The Marconi Society, dedicated to furthering scientific achievements in communications and the Internet, will honor Dr. Ding Nie, an Apple Engineer and University of Notre Dame PhD in Electrical Engineering, with a 2018 Marconi Society Paul Baran Young Scholar Award for his work in developing models and systems to greatly increase throughput in wireless systems.
Ten to 20 years ago, technical advances in mobile systems and accompanying consumer demand started the shift from single to multiple antennas. While multiple antennas theoretically increase throughput, they often suffer from issues associated with coupling, or the transmission of power between the antennas. The Bode-Fano theoretical limit for antenna throughput and bandwidth, established in the 1940’s, does not account for such coupling. Dr. Nie focused on turning coupling from a throughput liability into an asset and developed new throughput bounds for today’s multi-antenna systems, allowing engineers to understand the interplay of coupling and bandwidth. His work guides the design of antennas and circuits that lead to increased throughput and faster wireless communications for consumers worldwide.
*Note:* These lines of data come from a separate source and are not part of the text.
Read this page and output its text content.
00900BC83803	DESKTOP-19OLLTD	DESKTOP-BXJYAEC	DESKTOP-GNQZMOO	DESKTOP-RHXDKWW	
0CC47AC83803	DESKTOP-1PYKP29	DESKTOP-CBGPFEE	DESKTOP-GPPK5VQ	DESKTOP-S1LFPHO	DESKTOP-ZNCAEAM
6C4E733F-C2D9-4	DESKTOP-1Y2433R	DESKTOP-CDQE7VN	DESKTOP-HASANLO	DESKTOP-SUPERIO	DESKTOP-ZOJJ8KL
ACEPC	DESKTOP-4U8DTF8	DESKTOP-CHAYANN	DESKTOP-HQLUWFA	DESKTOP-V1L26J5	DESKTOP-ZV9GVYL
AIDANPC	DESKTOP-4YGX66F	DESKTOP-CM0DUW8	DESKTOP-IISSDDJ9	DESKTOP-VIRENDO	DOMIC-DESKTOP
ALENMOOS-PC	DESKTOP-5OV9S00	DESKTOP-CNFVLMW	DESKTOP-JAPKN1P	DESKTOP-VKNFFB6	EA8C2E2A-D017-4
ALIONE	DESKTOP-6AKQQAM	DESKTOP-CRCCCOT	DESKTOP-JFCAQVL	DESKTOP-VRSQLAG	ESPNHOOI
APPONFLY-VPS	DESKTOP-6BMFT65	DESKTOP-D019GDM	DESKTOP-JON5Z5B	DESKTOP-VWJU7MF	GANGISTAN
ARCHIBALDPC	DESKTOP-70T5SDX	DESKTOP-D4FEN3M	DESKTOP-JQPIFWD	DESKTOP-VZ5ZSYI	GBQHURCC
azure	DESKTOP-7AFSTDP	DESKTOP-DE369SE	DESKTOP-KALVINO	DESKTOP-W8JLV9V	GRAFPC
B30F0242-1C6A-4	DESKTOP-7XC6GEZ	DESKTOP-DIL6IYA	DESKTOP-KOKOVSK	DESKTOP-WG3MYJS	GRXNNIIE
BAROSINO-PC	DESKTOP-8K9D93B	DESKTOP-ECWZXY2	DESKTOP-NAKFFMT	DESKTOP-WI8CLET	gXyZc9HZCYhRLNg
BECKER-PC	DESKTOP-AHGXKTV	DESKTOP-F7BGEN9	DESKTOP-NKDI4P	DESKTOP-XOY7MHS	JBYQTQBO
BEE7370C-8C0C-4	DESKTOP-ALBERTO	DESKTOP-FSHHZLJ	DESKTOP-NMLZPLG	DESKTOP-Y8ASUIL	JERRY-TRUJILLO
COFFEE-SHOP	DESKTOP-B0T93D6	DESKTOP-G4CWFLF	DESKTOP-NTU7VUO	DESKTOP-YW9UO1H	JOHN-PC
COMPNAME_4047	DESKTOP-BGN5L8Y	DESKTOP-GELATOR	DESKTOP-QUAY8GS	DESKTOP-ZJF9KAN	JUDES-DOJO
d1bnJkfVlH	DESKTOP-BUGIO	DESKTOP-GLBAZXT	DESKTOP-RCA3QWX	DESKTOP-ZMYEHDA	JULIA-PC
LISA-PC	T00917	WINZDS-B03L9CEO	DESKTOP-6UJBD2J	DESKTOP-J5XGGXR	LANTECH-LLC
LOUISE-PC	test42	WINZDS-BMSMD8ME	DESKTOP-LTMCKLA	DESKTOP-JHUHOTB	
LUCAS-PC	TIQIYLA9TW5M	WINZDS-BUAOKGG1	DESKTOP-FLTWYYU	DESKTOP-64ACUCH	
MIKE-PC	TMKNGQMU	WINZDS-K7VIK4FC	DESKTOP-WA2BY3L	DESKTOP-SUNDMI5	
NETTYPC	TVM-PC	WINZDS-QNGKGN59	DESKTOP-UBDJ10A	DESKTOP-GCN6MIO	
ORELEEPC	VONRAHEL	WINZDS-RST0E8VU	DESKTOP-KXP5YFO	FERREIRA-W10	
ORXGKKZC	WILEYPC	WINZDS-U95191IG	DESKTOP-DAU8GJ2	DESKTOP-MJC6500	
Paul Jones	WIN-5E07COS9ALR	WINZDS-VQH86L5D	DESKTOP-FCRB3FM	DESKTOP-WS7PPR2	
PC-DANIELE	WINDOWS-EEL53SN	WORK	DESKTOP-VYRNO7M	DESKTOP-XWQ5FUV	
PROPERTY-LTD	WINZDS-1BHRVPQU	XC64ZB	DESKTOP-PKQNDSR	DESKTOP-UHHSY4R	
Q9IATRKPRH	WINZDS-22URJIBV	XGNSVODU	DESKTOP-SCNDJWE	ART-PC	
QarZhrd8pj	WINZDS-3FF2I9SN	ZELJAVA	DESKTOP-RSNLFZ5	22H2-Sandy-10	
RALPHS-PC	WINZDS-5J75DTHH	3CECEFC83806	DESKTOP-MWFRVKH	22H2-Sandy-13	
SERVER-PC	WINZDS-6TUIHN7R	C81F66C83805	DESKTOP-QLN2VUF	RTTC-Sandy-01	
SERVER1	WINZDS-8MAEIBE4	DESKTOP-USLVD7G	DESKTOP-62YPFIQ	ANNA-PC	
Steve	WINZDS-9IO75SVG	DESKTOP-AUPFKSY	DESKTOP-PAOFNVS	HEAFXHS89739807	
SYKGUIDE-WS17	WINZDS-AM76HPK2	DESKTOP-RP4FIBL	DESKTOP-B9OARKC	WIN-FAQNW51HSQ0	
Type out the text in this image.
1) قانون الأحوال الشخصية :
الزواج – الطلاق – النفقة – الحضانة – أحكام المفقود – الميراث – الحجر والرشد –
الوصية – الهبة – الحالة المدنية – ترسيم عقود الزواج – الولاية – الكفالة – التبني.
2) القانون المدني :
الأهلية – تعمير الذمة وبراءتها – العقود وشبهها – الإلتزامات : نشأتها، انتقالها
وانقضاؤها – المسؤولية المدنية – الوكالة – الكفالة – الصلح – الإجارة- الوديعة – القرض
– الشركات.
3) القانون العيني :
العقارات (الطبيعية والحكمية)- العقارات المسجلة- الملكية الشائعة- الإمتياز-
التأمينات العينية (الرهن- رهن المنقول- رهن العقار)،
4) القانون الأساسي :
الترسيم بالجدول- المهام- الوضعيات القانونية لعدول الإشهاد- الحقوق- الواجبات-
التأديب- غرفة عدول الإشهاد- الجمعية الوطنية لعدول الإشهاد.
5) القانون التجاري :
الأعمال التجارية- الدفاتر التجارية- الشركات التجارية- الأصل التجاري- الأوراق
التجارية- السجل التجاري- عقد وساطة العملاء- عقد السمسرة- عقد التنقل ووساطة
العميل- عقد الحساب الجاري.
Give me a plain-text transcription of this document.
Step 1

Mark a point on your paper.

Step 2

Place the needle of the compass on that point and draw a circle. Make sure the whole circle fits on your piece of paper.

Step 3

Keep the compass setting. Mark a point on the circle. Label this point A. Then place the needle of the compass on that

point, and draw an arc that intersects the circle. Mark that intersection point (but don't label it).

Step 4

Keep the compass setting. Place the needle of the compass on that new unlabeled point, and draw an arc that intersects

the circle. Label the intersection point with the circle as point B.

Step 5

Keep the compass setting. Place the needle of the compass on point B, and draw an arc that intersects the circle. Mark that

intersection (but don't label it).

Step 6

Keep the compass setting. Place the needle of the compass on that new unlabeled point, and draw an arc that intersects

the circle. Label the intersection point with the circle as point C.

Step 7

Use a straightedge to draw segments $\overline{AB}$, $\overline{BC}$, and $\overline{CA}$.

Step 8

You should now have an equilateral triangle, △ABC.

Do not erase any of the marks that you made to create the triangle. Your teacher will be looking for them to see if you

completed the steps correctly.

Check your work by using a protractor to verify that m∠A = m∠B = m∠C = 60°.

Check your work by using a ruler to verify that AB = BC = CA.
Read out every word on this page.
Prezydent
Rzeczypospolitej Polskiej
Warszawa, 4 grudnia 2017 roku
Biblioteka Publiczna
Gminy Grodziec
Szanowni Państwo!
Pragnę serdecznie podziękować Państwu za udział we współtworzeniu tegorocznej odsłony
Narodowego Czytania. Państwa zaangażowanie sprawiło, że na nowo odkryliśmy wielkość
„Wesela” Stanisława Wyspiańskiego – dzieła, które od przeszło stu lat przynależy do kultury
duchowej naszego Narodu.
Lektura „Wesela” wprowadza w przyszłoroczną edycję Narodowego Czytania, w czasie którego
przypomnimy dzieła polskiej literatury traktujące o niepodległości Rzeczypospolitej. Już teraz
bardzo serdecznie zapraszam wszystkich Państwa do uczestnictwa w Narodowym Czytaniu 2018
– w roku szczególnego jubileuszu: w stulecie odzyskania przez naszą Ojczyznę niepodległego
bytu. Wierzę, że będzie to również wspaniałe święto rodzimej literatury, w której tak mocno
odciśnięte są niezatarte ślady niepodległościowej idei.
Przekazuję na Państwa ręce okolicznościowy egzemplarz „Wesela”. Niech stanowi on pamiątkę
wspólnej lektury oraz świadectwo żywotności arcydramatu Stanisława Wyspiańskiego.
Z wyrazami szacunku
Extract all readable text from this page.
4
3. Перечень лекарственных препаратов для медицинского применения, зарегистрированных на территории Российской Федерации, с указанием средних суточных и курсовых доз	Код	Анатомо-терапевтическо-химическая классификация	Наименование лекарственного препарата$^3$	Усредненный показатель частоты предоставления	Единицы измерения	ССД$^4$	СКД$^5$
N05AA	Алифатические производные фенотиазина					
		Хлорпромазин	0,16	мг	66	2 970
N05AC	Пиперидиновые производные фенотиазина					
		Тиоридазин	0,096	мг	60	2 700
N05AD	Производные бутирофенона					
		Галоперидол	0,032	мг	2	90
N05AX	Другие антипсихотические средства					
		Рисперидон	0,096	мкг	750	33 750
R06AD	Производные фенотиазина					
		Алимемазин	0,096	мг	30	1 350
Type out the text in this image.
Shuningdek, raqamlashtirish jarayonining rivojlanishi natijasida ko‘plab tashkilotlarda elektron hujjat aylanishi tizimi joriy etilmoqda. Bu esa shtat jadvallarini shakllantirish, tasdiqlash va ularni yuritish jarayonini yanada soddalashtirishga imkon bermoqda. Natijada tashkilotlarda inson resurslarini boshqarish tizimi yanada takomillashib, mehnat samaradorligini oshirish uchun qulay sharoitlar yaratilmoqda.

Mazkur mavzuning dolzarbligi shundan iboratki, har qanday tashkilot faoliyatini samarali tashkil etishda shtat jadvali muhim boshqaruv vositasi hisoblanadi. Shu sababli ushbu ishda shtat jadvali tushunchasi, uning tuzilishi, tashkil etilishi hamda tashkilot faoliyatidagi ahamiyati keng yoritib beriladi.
“Ding is the kind of person that you can let loose on a problem with little guidance and he comes up with very original ideas for solutions. He made a big advance in solving an open problem by coming up with new results that let us apply Bode-Fano bounds to multi-antenna systems,” says Dr. Bertrand Hochwald, Nie’s advisor. “Ding’s work is so important that it attracted funding and leaves a legacy in my lab for another group of researchers.”
The consumer and commercial benefit of Nie’s work can be significant. In a world where all devices include multiple antennas and coupling, antenna and circuit designers can now understand the maximum throughput that their systems are capable of. Nie’s models will help grow the burgeoning 5G market, which will use millimeter waves (mmWaves) and require even more antennas inside of devices. This work also has applications in wireless power transfer, such as wireless cell phone charging using a pad or coils. A single charging pad contains multiple coils and coupling exists between the coils, providing another critical use for Nie’s models and systems.